Márcio Joffily Pereira da Costa-Fevereiro/2009
Introdução
Na área de linguagem, o conceito de diferença adquiriu maior elaboração. O que importa
à fonologia, por exemplo, é o estudo da função diferenciadora. Na língua portuguesa, “p” e
“b” são fonemas diferentes por causa desta função, pelo fato de que esta oposição permite a
distinção entre conceitos, como por exemplo: “pote” / “bote”, “bilha” / “pilha”; daí deriva a
relação de rendimento funcional da oposição fonológica p/b ( ou, mais geralmente, da
oposição surda/sonora, pois ambos são oclusivos e labiais ). Da mesma forma, tanto na
frase como na representação numérica, os valores de palavras e números variam em
decorrência das posições que ambos ocupam, as quais expressam relações contrastivas
lastreadas nas diferenças.
Destas ocorrências relevantes do conceito de diferença não deriva que toda e qualquer
diferença tenha importância, especialmente a “diferença” proposta pela semântica
neoliberal. Aliás, tal “diferença”, como dito acima, encaixa-se muito bem no comentário
feito por Hegel, em “Temas Filosóficos - Ontologia e Lógica / Isto, algo e o outro”, quando
diz:
1- Algo e outro são ambos, em primeiro lugar, entes determinados ( Daseiende )
ou algos ( Etwas ).
Em segundo lugar, cada um deles é também um outro. É indiferente qual
deles é primeiro, e, simplesmente, por tal motivo, chamado outro; ( ... ) Se
chamamos A a um termo determinado, e B a outro, então B é imediatamente
como o outro. Mas igualmente A é o outro de B. Ambos são, da mesma maneira,
outros. Para fixar a diferença e o algo a ser tomado como afirmativo, serve a
palavra isto. Porém este exprime exatamente que o diferençar e destacar um de
algo é uma designação subjetiva, que cai fora do próprio algo ( ausserhalb des
Etwas selbst fallendes Bezeichnen). ( ... )

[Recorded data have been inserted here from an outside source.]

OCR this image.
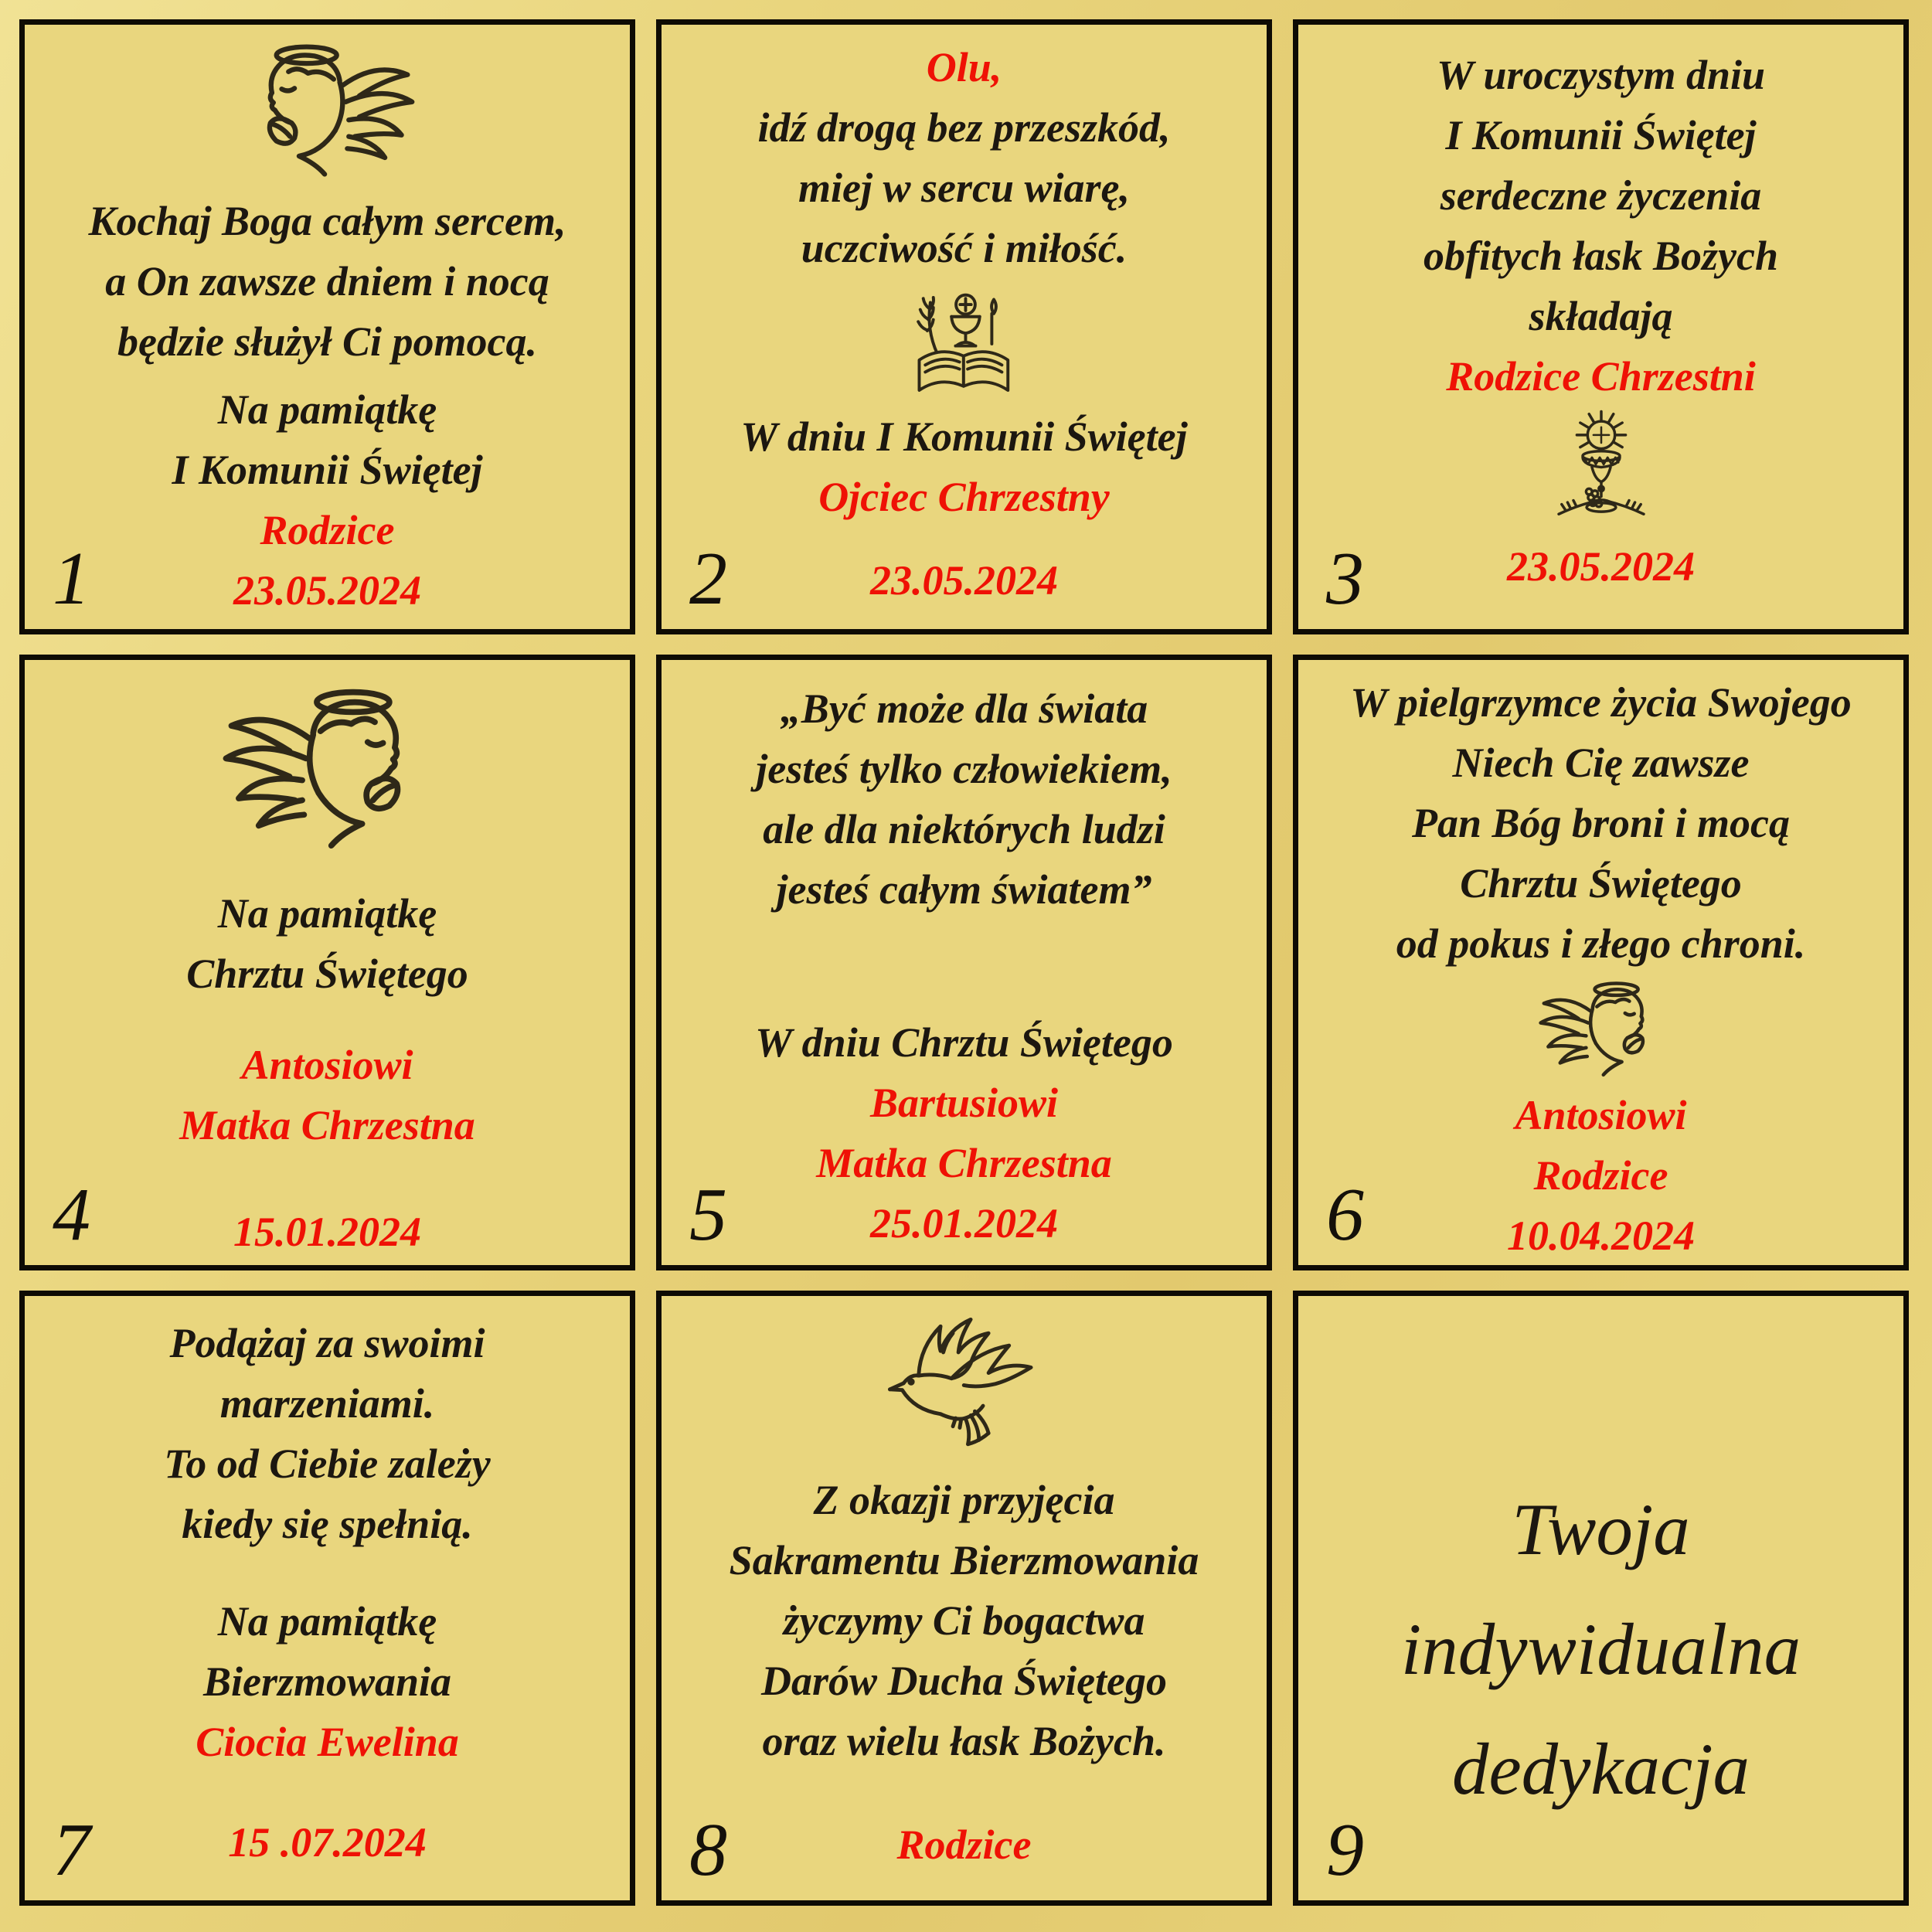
Kochaj Boga całym sercem,
a On zawsze dniem i nocą
będzie służył Ci pomocą.
Na pamiątkę
I Komunii Świętej
Rodzice
23.05.2024
1
Olu,
idź drogą bez przeszkód,
miej w sercu wiarę,
uczciwość i miłość.
W dniu I Komunii Świętej
Ojciec Chrzestny
23.05.2024
2
W uroczystym dniu
I Komunii Świętej
serdeczne życzenia
obfitych łask Bożych
składają
Rodzice Chrzestni
23.05.2024
3
Na pamiątkę
Chrztu Świętego
Antosiowi
Matka Chrzestna
15.01.2024
4
„Być może dla świata
jesteś tylko człowiekiem,
ale dla niektórych ludzi
jesteś całym światem”
W dniu Chrztu Świętego
Bartusiowi
Matka Chrzestna
25.01.2024
5
W pielgrzymce życia Swojego
Niech Cię zawsze
Pan Bóg broni i mocą
Chrztu Świętego
od pokus i złego chroni.
Antosiowi
Rodzice
10.04.2024
6
Podążaj za swoimi
marzeniami.
To od Ciebie zależy
kiedy się spełnią.
Na pamiątkę
Bierzmowania
Ciocia Ewelina
15 .07.2024
7
Z okazji przyjęcia
Sakramentu Bierzmowania
życzymy Ci bogactwa
Darów Ducha Świętego
oraz wielu łask Bożych.
Rodzice
8
Twoja
indywidualna
dedykacja
9
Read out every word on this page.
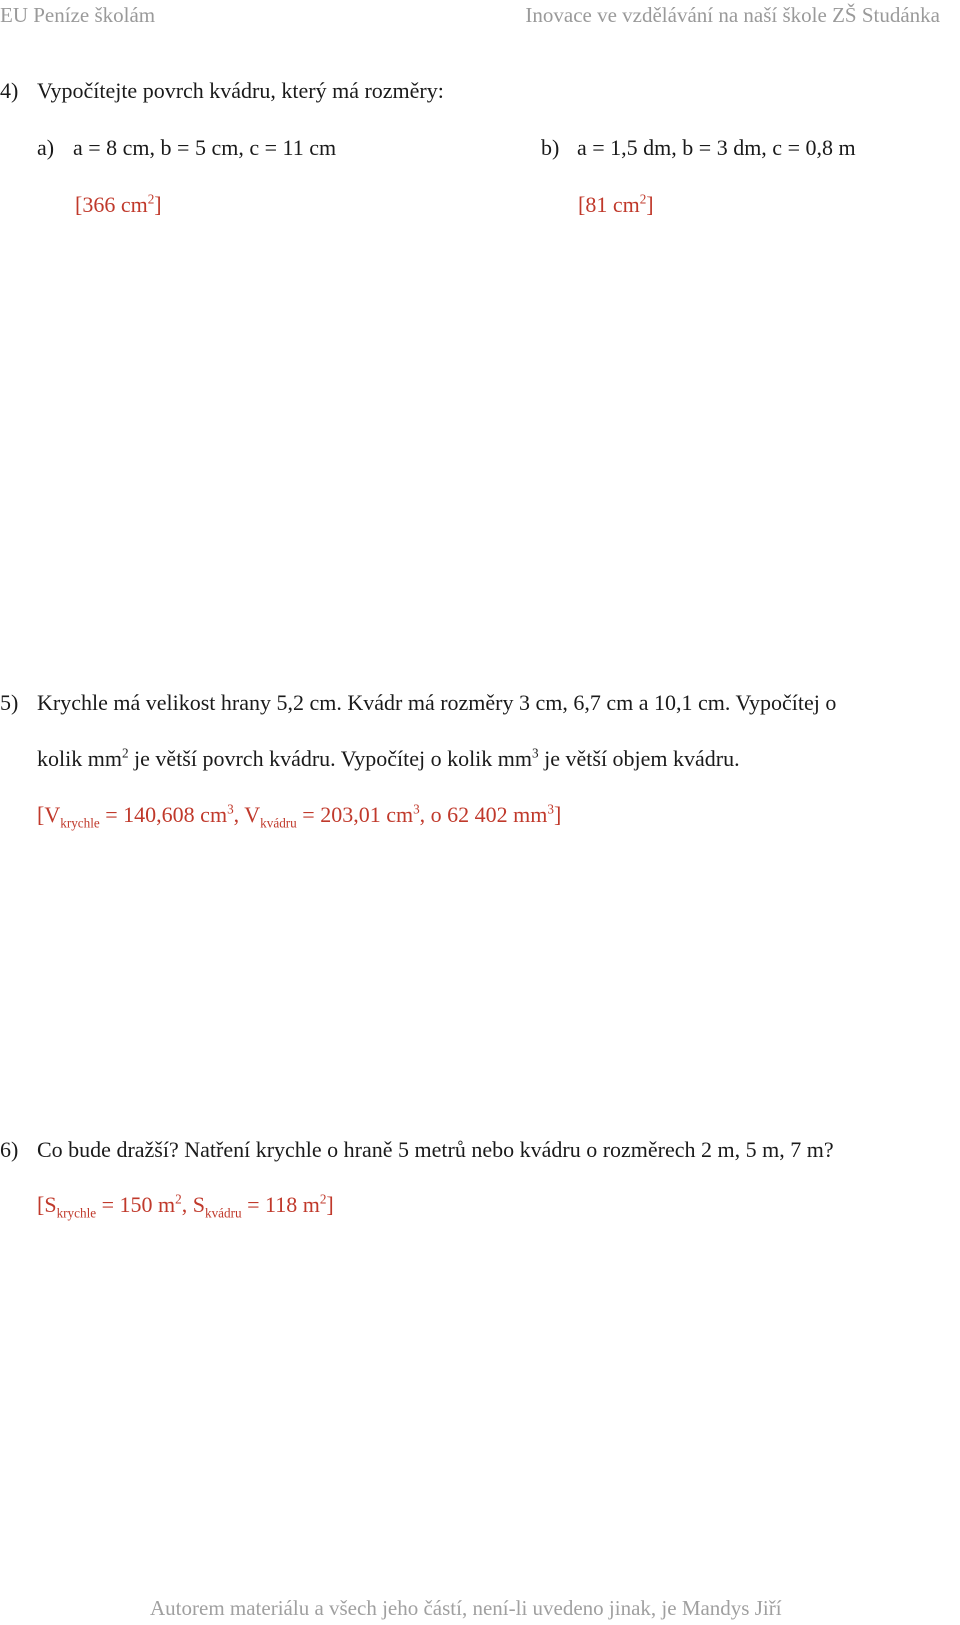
EU Peníze školám	Inovace ve vzdělávání na naší škole ZŠ Studánka
4) Vypočítejte povrch kvádru, který má rozměry:
a) a = 8 cm, b = 5 cm, c = 11 cm	b) a = 1,5 dm, b = 3 dm, c = 0,8 m
[366 $cm^2$]	[81 $cm^2$]
5) Krychle má velikost hrany 5,2 cm. Kvádr má rozměry 3 cm, 6,7 cm a 10,1 cm. Vypočítej o
kolik $mm^2$ je větší povrch kvádru. Vypočítej o kolik $mm^3$ je větší objem kvádru.
[$V_{krychle} = 140,608$ $cm^3$, $V_{kvádru} = 203,01$ $cm^3$, o 62 402 $mm^3$]
6) Co bude dražší? Natření krychle o hraně 5 metrů nebo kvádru o rozměrech 2 m, 5 m, 7 m?
[$S_{krychle} = 150$ $m^2$, $S_{kvádru} = 118$ $m^2$]
Autorem materiálu a všech jeho částí, není-li uvedeno jinak, je Mandys Jiří
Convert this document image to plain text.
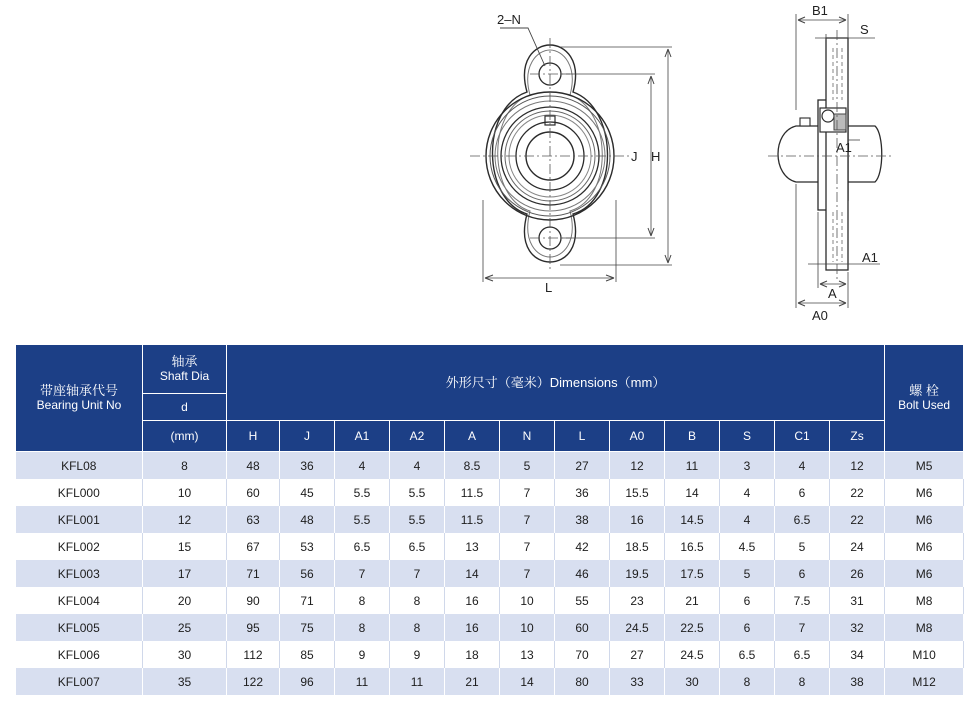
2–N
J H
L
B1
S
A1
A1
A
A0
带座轴承代号
Bearing Unit No	轴承
Shaft Dia	外形尺寸（毫米）Dimensions（mm）												螺 栓
Bolt Used

	d													
	(mm)	H	J	A1	A2	A	N	L	A0	B	S	C1	Zs	
KFL08	8	48	36	4	4	8.5	5	27	12	11	3	4	12	M5
KFL000	10	60	45	5.5	5.5	11.5	7	36	15.5	14	4	6	22	M6
KFL001	12	63	48	5.5	5.5	11.5	7	38	16	14.5	4	6.5	22	M6
KFL002	15	67	53	6.5	6.5	13	7	42	18.5	16.5	4.5	5	24	M6
KFL003	17	71	56	7	7	14	7	46	19.5	17.5	5	6	26	M6
KFL004	20	90	71	8	8	16	10	55	23	21	6	7.5	31	M8
KFL005	25	95	75	8	8	16	10	60	24.5	22.5	6	7	32	M8
KFL006	30	112	85	9	9	18	13	70	27	24.5	6.5	6.5	34	M10
KFL007	35	122	96	11	11	21	14	80	33	30	8	8	38	M12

Os dois são determinados como algo e também como outro; por conseqüência
são o mesmo, e, portanto, nenhuma diferença neles se apresenta. Essa mesmidade
( Dieselbigkeit ) das determinações, entretanto, cai apenas na reflexão exterior,
na comparação de ambos; todavia, como o outro é posto imediatamente, o
mesmo está por si em relação com o algo, mas também lhe é exterior.
Como podemos perceber, segundo Hegel, onde vemos diferença não há senão
“mesmidade” que se desfaz na “comparação”. Em nosso caso, uma comparação descabida
que toma o aspecto biológico como justificativa da existência econômico-social.
Ainda na representação da linguagem, fora das determinações relacionais, esboços de
relações contraditórias, os termos incidem na “mesmidade” mencionada por Hegel : o pai é
algo também por si, ainda fora da relação com o filho; mas então não é mais o pai, sim um
homem em geral; do mesmo modo acima e abaixo, direita e esquerda são também algo
refletido em si, fora da relação, mas apenas são lugares em geral.
Diferença e Relação
À parte questões relativas à propriedade constitutiva deste ou daquele fato, se é de
natureza biológica e/ou histórico-social etc, ainda que muito importante, importa saber,
para que a discussão fique mais completa, o tipo de relação posta em jogo.
Ora, a considerarmos que perceber diferença e/ou contradição corresponde ao ato de
estabelecer relações entre objetos, somente uma abordagem dialética nos propicia a
percepção mais completa do real sentido do que comumente chamamos de diferente e/ou
contraditório. Esta forma de abordagem, das relações, mostra a fragilidade e inconsistência
do discurso falacioso que nos é proposto.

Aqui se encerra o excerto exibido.